Trouwens, als een schrijver met zijn boek op de televisie komt, dan is het ook gebruikelijk dat de presentator aan het eind de schrijver een compliment maakt met zijn boek. De presentator zal nooit zeggen: “Eerlijk gezegd vond ik uw boek volkomen kut”. Hij zal dat wel regelmatig denken bij al die schrijvers die bij hem of haar aanschuiven. Je kunt zoiets een kwestie van beleefdheid noemen, maar die beleefdheid staat vaak op gespannen voet met de waarheid. Voor een televisieprogramma zijn al die beleefdheden ook niet goed.

Kunst is meer passie dan beleefdheid.

Van de week was op de televisie de eerste aflevering van een nieuw cultuurprogramma. Het heet Opium en de naam is afgeleid van het gelijknamige radioprogramma.

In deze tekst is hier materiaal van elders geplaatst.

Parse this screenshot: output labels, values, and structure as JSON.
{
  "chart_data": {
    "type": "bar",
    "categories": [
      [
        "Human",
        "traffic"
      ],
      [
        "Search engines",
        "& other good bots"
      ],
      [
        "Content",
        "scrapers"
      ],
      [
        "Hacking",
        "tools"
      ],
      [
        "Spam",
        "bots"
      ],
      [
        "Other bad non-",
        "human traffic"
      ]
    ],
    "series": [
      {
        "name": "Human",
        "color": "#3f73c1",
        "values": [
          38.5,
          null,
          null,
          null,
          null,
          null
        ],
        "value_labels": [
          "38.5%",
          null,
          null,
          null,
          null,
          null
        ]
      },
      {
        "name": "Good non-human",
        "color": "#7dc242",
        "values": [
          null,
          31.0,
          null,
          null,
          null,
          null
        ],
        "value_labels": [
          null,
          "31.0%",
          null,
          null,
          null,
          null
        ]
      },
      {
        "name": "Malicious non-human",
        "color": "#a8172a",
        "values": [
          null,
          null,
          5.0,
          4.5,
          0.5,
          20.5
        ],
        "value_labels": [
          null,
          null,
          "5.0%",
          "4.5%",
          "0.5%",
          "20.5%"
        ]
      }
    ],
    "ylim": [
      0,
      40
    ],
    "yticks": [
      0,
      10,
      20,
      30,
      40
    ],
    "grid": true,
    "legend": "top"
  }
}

Presentator Conald Maas liet zich voor de start uitgebreid interviewen door de Volkskrant.

Conald Maas.bmp

Een eigen talkshow is altijd zijn droom geweest, maar dat het tenslotte kunst en cultuur zou worden, was voor mij toch een verrassing. Ik associeer Maas met de presentatie van het Eurovisie Songfestival, een leeg evenement van enorme omvang, dat op van alles aanspraak mag maken, maar waarin geen greintje kunst te ontdekken valt. Tenzij je natuurlijk talentloze camp ook onder kunst rekent.

In de Volkskrant zei Maas dat hij eerdere cultuurprogramma’s heeft bestudeerd en hij beloofde een informatief programma dat “met liefde en hartstocht” wordt gemaakt. Woensdagavond keek ik naar Opium. Maas was nog erg zenuwachtig, maar dat valt te overwinnen.

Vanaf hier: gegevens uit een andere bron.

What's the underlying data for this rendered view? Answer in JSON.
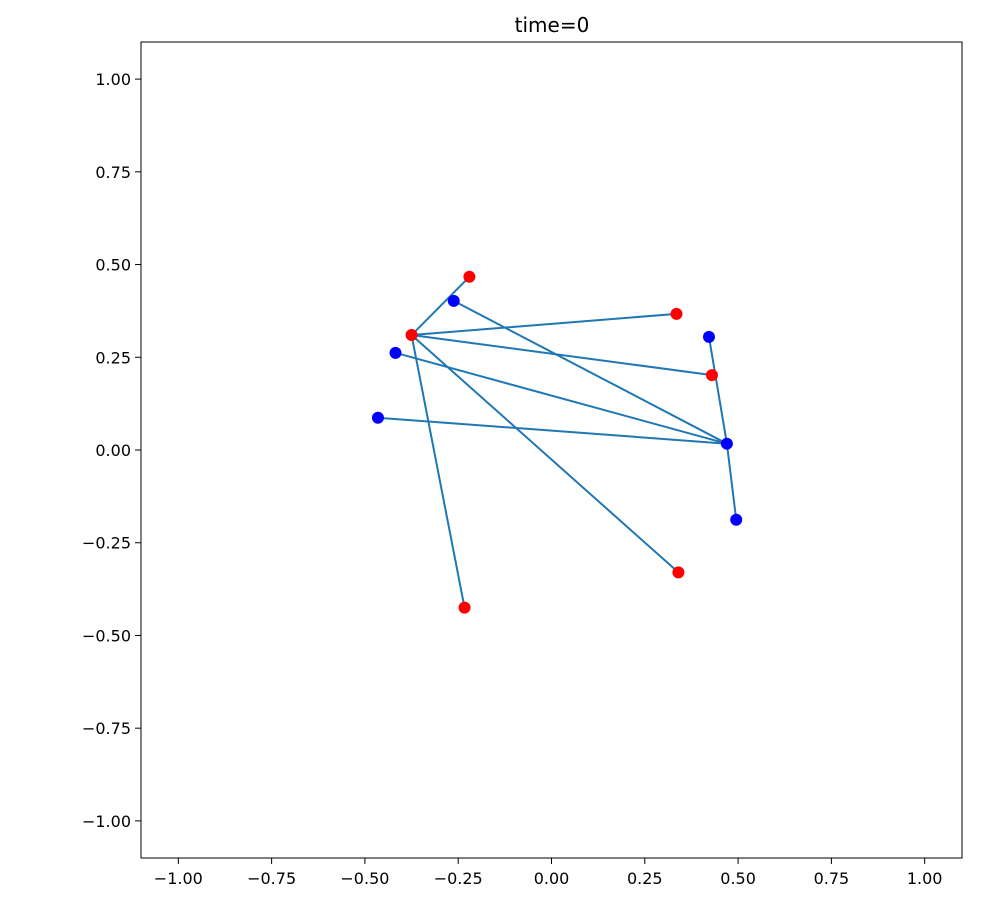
{
  "chart_data": {
    "type": "scatter",
    "title": "time=0",
    "xlabel": "",
    "ylabel": "",
    "xlim": [
      -1.1,
      1.1
    ],
    "ylim": [
      -1.1,
      1.1
    ],
    "grid": false,
    "x_ticks": [
      -1.0,
      -0.75,
      -0.5,
      -0.25,
      0.0,
      0.25,
      0.5,
      0.75,
      1.0
    ],
    "y_ticks": [
      -1.0,
      -0.75,
      -0.5,
      -0.25,
      0.0,
      0.25,
      0.5,
      0.75,
      1.0
    ],
    "x_tick_labels": [
      "−1.00",
      "−0.75",
      "−0.50",
      "−0.25",
      "0.00",
      "0.25",
      "0.50",
      "0.75",
      "1.00"
    ],
    "y_tick_labels": [
      "−1.00",
      "−0.75",
      "−0.50",
      "−0.25",
      "0.00",
      "0.25",
      "0.50",
      "0.75",
      "1.00"
    ],
    "colors": {
      "red_points": "#ff0000",
      "blue_points": "#0000ff",
      "edges": "#1f77b4"
    },
    "series": [
      {
        "color": "red",
        "points": [
          {
            "x": -0.375,
            "y": 0.31
          },
          {
            "x": -0.22,
            "y": 0.467
          },
          {
            "x": 0.335,
            "y": 0.367
          },
          {
            "x": 0.43,
            "y": 0.202
          },
          {
            "x": 0.34,
            "y": -0.33
          },
          {
            "x": -0.233,
            "y": -0.425
          }
        ]
      },
      {
        "color": "blue",
        "points": [
          {
            "x": -0.262,
            "y": 0.402
          },
          {
            "x": 0.422,
            "y": 0.305
          },
          {
            "x": -0.418,
            "y": 0.262
          },
          {
            "x": -0.465,
            "y": 0.087
          },
          {
            "x": 0.47,
            "y": 0.017
          },
          {
            "x": 0.495,
            "y": -0.188
          }
        ]
      }
    ],
    "edges": [
      {
        "from": [
          -0.375,
          0.31
        ],
        "to": [
          -0.22,
          0.467
        ]
      },
      {
        "from": [
          -0.375,
          0.31
        ],
        "to": [
          0.335,
          0.367
        ]
      },
      {
        "from": [
          -0.375,
          0.31
        ],
        "to": [
          0.43,
          0.202
        ]
      },
      {
        "from": [
          -0.375,
          0.31
        ],
        "to": [
          0.34,
          -0.33
        ]
      },
      {
        "from": [
          -0.375,
          0.31
        ],
        "to": [
          -0.233,
          -0.425
        ]
      },
      {
        "from": [
          0.47,
          0.017
        ],
        "to": [
          -0.262,
          0.402
        ]
      },
      {
        "from": [
          0.47,
          0.017
        ],
        "to": [
          0.422,
          0.305
        ]
      },
      {
        "from": [
          0.47,
          0.017
        ],
        "to": [
          -0.418,
          0.262
        ]
      },
      {
        "from": [
          0.47,
          0.017
        ],
        "to": [
          -0.465,
          0.087
        ]
      },
      {
        "from": [
          0.47,
          0.017
        ],
        "to": [
          0.495,
          -0.188
        ]
      }
    ]
  }
}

Maar ja, na een minuut of tien kregen wij weer dat onvermijdelijke repetitiefilmpje. Het beeld was te donker, het geluid slecht en de vragen ben ik vergeten. Het onaangename gevoel bekroop me dat Maas, een aardige man overigens, al die programma’s had bestudeerd om precies hetzelfde te gaan doen. Er kwam nog een enthousiast orerende dame met een zachte gé, die iets artistiekerigs had waargenomen op het internet. Dat item kwam typisch voort uit het format, waarin ongetwijfeld had gestaan dat een nieuw cultuurprogramma in multimediaal opzicht niet mocht achterblijven.

Toen Opium voorbij was en een loomheid zich van mij meester maakte, dacht ik aan Contrapunt, de nieuwe roman van Anna Enquist. Dat boek gaat over de Goldbergvariaties van Bach. Wat zou het leuk zijn geweest als Conald Maas met het format van Opium zijn kont had afgeveegd en Anna Enquist om een uur lang de gelegenheid had gegeven om – samen met pianist Ivo Jansen – uit te leggen wat er nou zo fascinerend is aan die variaties.